There are two exceptions. One is liquefied natural gas (LNG) terminals. The other is power plants.
LNG and power plants serve similar functions. Neither one produces energy. Their only function is to convert energy. LNG terminals convert natural gas from a gas to a liquid and back to a gas. Power plants convert energy from a fuel to electric power. In both cases, the energy conversion requires significant capital expenditures. In both cases, the energy leaving the facility needs transportation infrastructure in the form of dedicated ships or dedicated wires.
Today, the U.S. has 10 LNG import facilities and one LNG export facility. Most of these facilities, including the nation's only export facility are in mothballs. Occasionally, an import facility is needed. Other than that, most LNG facilities have become stranded assets.
The stranded asset issue is the motivating factor for companies like Cheniere Energy (LNG) and Dominion Resources (D) to convert their old LNG import facilities to export terminals. This time, owners are insisting on protecting their investments. Since the government will not guarantee any return, prospective LNG exporters seek guarantees through long-term offtake contracts. Consequently, most new LNG production is hedged, and the risk money is again on consumers. However, this time the risk is not on the American consumer.
Unlike LNG facilities, power plants sit in the middle of the nation's value chain. Historically, these assets were regulated.
In an incredible act of inconsistent policymaking, many state governments decided power plants should be an exception. After these facilities were built, these states changed their mind and decided the consumer should not be the risk money. Instead, they forced utilities to back out of state-sponsored arbitrage agreements. They forced power plant investors to assume all economic risks.
Power plant owners immediately sought long-term power purchase agreements with any bankable offtaker. Unlike LNG exporters, few power offtakers are willing to assume the risk. Today, it is virtually impossible to find a counterparty willing to assume the risk for 20 years of power production. More and more power plants are finding themselves at the mercy of the power markets, which are about energy commodities.
The sticking point has become capital expenditures. By "deregulating," the state no longer provides a return on capital. Federal regulators also ignore returns on capital. With no ability to hedge, few power plant operators are willing to invest more capital with no assurances of a return.
This is why companies like Exelon (EXC), Entergy (ETR), Duke Energy (DUK), AES Corp (AES) and others have been considering selling or retiring fleets of perfectly good power plants. With these assets in play, there appear to be far more sellers than buyers. These assets appear to be impaired.
Consequently, investors should expect adjustments to balance sheets. Write-downs could be significant.
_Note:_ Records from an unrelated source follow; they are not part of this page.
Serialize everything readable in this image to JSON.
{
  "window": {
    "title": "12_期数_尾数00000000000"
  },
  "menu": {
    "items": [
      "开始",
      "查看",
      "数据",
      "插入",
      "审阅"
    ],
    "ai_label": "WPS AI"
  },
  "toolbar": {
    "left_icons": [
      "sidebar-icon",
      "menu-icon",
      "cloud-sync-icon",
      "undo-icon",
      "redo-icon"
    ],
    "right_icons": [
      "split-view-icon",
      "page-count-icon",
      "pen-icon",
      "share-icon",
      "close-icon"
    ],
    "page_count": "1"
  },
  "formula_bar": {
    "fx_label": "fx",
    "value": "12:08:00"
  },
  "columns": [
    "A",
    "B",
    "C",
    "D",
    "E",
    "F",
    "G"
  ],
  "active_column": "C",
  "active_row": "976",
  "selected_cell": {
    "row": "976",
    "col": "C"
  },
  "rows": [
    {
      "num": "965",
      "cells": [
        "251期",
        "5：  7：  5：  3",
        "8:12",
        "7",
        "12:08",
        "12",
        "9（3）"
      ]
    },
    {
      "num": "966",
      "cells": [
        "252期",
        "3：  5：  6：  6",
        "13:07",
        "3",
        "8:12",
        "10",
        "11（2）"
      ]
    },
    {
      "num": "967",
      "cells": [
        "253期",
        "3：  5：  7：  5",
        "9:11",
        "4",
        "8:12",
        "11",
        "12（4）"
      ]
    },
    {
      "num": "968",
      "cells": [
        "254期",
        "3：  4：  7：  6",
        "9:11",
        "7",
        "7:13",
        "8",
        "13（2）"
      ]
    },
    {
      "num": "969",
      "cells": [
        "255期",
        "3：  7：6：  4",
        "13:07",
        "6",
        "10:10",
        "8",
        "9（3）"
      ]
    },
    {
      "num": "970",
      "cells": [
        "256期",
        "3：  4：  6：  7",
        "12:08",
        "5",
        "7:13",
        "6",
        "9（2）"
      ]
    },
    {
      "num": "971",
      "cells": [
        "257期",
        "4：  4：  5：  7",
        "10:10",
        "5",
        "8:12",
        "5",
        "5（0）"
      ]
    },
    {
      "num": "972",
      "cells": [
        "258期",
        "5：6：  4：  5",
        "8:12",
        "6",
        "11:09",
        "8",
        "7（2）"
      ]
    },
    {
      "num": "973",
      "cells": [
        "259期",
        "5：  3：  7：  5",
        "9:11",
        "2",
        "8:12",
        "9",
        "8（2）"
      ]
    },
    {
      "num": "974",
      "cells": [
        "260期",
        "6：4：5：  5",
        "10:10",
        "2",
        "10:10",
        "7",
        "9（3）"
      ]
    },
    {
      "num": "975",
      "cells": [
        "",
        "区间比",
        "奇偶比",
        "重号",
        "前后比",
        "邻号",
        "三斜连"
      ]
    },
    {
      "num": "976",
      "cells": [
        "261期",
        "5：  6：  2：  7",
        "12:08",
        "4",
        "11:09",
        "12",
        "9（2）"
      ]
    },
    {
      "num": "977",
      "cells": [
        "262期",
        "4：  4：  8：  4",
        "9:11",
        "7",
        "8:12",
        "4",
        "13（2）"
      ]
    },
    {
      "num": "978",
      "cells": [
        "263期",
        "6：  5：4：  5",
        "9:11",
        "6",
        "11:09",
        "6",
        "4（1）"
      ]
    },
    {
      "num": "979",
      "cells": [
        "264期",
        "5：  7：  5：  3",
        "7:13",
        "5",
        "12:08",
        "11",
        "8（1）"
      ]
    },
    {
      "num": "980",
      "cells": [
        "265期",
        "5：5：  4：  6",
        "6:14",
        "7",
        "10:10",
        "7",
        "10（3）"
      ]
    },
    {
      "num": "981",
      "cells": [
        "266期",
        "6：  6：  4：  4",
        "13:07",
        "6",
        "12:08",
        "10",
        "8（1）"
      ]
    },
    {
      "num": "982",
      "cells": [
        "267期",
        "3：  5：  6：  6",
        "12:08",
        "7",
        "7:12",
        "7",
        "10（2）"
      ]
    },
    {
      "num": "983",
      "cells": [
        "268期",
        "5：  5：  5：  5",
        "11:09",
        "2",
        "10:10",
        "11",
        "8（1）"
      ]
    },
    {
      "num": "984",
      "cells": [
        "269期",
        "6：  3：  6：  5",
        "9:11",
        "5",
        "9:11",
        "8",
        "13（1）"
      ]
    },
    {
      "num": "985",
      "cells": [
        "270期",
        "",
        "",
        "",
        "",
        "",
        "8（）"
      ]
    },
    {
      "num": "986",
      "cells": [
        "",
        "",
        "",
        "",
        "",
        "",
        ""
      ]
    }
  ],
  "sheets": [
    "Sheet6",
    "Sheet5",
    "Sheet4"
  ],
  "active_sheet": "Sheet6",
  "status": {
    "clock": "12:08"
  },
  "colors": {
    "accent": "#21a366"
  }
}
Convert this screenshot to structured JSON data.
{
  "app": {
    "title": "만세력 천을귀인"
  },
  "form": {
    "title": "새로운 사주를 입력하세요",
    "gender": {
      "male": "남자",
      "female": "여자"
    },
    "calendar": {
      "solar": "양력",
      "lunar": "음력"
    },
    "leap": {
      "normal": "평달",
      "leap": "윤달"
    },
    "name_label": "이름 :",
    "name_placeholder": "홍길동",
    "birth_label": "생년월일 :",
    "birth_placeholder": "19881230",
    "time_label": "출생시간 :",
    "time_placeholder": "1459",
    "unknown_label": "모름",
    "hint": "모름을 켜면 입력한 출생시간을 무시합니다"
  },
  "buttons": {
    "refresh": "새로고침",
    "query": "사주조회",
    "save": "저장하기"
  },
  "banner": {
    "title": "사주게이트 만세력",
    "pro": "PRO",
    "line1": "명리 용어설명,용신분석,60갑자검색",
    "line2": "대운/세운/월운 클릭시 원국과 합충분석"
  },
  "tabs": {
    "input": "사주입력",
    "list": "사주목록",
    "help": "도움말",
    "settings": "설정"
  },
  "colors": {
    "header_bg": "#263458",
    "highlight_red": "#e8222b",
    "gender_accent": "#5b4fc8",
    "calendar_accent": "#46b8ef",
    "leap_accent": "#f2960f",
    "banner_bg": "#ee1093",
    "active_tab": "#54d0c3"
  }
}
Some, like Dominion and Entergy already started the process by writing down some of their nuclear assets. Exelon is warning they may write down several of their nuclear units in Illinois. More write-downs are on the way.
It is not about fuel. Duke is warning they may write down natural gas. This is in addition to their fuel oil and massive numbers of coal-fired power plants.
Behind the scenes, utilities are fighting back. They are trying to engage the Federal Energy Regulatory Commission (FERC). Federal regulators are concerned about reserve margins and reliability. Utilities want to earn a fair return on their capital. The code word stakeholders use is, "capacity payments."
States from New England to Texas are unwilling to fully pay compensation for capacity. They are willing to take capacity for free, but they unwilling to pay for reliability. Strangely, these same policymakers are willing to provide returns for pipeline assets to feed power plants and other consumers. They are willing to provide returns for transmission line assets to accept production from power plants. They will even pay returns to distribute power production to consumers. But, a power plant's capital cost is considered a free economic good.
If utilities win the battle with federal regulators, there could be a huge turnaround within the power industry. If they lose, there could be massive impairments and write-downs over the next 24 months to 36 months. Either way, volatility is in the market for those willing to stay. The others, like Dominion and Duke, already left the building.